Vote delayed on Ypsilanti charter revision that includes proposed nonpartisan elections
At its Wednesday night “public hearing,” the Ypsilanti Charter Commission approved sending a proposed charter revision to the state attorney general’s office for language approval.
Until it was discovered at the conclusion of the meeting that Charter Commission Chair Kim Porter-Hoppe had not convened a public hearing but only another commission meeting.
A public hearing, which will be posted in the city's newspaper of record and will include a short presentation on the charter revisions, will be held on March 7.
The revised charter could be in front of voters in November.
The commission has been meeting for over a year making minor changes to the charter. A proposed switch from partisan to non-partisan elections has caught some residents’ and elected official’s attention.
The commissioners didn’t discuss the election issue at Wednesday’s meeting beyond summarizing the changes.
Five residents attended, including Carl Schier, an Ypsilanti attorney and Democrat, who spoke against non-partisan elections during the meeting’s first public comment. He said he was “unalterably opposed” to the change.
“It’s a way for the party out of power to get in office, and, with all due respect to Republicans I think that if you’re running for office then you are running on a party platform,” he said.
In December, the nine-member commission voted 6-2 to propose non-partisan elections.
The commission is made up of four Republicans, four Democrats and an Independent.
Independent former Mayor Cheryl Farmer, who helped craft the current charter, and Democrat John Gawlas were the lone votes against the proposed change. Democrat William Fennel was not present. Democrats Robert Doyle and James Hawkins joined Republicans Karen Quinlan-Valvo, James Fink, Peter Fletcher and Porter-Hoppe in voting for proposing non-partisan elections.
Ypsilanti, which officials estimate is more than two-thirds Democratic, currently has partisan elections and primaries.
The motion to send the revised language to the attorney general’s office was unanimously approved. Doyle and Hawkins were absent.
Gawlas originally voted against partisan elections but said he supports the commission's collective decision.
“A majority supported the notion of changing to a non-partisan election,” he said. “Yes, it’s true my vote on that specific question was to oppose that change, but a majority makes the decision on a body like this and that has been the majority’s decision.”
City Council has expressed its unanimous opposition to the change and passed a resolution recommending that the Charter Commission hold a public hearing to discuss non-partisan elections.
During the second public comment after the commission’s unanimous vote, a resident asked if there would be a public hearing. He said he knew of several people who didn't attend because they didn't think it was a public hearing.
He was told by Porter-Hoppe that the current meeting was the public hearing, but City Clerk Frances McMullan clarified that public notice had to be posted and published in a newspaper of record for it to qualify as a public hearing.
That led Commissioner Cheryl Farmer to make a motion reconsider the vote, which was approved 6-1. A new vote will take place at the March 7 public hearing.
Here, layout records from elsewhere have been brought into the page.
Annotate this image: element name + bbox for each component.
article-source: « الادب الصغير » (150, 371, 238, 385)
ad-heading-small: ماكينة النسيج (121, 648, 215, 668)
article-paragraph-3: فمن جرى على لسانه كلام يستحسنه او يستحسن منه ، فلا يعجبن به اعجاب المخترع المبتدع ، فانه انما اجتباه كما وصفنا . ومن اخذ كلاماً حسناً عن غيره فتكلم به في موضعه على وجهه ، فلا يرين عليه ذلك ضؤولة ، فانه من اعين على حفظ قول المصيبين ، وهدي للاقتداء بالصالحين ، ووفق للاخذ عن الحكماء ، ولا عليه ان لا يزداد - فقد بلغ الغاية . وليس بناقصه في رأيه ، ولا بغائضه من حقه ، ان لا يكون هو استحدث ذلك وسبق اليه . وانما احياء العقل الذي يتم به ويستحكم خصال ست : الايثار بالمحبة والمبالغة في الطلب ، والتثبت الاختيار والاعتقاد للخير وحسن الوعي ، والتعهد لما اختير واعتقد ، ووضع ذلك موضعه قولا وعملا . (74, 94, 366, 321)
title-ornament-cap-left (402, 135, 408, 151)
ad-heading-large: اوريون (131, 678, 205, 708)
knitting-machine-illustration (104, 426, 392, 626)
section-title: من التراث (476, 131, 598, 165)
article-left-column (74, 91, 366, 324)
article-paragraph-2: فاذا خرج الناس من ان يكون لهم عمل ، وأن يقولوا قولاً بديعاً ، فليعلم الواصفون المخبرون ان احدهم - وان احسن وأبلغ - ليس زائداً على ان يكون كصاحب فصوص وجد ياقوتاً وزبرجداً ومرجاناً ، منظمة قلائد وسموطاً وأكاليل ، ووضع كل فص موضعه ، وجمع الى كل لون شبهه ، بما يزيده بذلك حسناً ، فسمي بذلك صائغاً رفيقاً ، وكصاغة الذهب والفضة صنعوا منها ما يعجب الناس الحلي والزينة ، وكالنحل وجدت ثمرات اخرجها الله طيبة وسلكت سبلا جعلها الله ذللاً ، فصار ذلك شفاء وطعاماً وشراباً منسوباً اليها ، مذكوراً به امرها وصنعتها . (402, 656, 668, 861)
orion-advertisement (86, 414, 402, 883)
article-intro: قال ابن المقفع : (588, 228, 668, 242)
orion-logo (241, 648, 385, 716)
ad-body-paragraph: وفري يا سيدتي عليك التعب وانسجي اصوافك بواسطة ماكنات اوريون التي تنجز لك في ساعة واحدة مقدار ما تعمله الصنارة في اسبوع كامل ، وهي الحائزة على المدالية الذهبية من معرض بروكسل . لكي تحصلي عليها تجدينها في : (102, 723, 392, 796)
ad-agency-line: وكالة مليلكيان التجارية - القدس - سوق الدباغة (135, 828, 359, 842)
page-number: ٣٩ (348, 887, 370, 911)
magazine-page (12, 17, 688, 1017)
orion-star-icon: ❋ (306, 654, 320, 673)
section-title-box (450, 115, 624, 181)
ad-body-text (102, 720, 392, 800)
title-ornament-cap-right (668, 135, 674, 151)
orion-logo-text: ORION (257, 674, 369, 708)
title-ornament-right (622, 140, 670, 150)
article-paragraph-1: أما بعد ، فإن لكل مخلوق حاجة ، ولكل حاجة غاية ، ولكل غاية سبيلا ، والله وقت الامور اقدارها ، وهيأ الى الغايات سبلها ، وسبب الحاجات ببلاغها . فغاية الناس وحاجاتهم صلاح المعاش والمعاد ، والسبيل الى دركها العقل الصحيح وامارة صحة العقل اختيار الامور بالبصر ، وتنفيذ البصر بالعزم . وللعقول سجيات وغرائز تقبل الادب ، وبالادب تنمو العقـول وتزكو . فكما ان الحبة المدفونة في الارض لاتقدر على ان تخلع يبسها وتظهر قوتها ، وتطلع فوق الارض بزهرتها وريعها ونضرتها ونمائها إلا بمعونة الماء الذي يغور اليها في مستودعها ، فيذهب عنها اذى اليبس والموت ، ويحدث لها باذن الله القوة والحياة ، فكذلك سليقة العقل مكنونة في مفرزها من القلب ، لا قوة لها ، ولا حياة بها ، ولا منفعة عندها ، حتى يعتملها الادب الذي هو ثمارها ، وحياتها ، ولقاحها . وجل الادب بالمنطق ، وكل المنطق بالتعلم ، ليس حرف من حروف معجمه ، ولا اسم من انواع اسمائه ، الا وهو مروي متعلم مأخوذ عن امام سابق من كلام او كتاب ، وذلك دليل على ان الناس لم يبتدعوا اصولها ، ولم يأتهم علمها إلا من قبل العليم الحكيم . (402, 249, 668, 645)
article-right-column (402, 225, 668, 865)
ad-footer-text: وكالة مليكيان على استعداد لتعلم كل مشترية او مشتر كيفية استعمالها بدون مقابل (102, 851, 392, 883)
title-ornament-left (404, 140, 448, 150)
Tue, Feb 7, 2012 : 2:10 p.m.
Ann Arbor should switch to nonpartisan elections. Now most of the election contests are in August when the voter turnout is low.
Tue, Feb 7, 2012 : 12:33 p.m.
Over a month ago, Ypsilanti City Council voted unanimously to request that the Charter Commission conduct a public hearing on any proposed changes. More recently, City Council members were assured that a public hearing would happen once the Commission had finalized their recommendations. Nevertheless, at Wednesday's sparsely-attended meeting, Commission Chair Kim Porter-Hoppe attempted to finalize the Commission's recommendations and send them to the State Attorney General's Office for approval -- without a formal opportunity for Ypsilanti residents to review and comment on them -- as requested by Council, and required by City ordinance. Only after City Clerk Frances McMullen asserted at the meeting *several times* that such matters do, in fact, require a public hearing (with notice widely advertised in the community, and posted at least seven days in advance) did the Commission Chair finally agree back-track, and ultimately vote to delay forwarding the Commission's recommendations until Ypsilanti residents have a chance to consider them. I strongly suspect the reason Porter-Hoppe and her fellow Republicans on the Commission had hoped to escape such public scrutiny is because they know their proposal to institute "non-partisan" elections in Ypsilanti, once discovered, will be wildly unpopular. In a year when Ypsilanti is dealing with so many other major challenges, the last thing we need is a divisive and expensive campaign over a single, unnecessary Charter provision. After the March 7 public hearing, I hope that won't be necessary.
Tue, Feb 7, 2012 : 11:43 a.m.
Nonpartisan has a lot of advantages. Here in Ann Arbor, the principal function of the Democratic party appears to be winning elections, rather than standing for a particular set of values. This results in a number of Republicans running as Democrats because it is easier to win an election as a Democrat. There is no reason for a city to adopt the failed process of the two party system. Let's have nonpartisan elections in Ann Arbor so we can vote for issues and the character of the candidate rather than a mirage of values which don't really exist.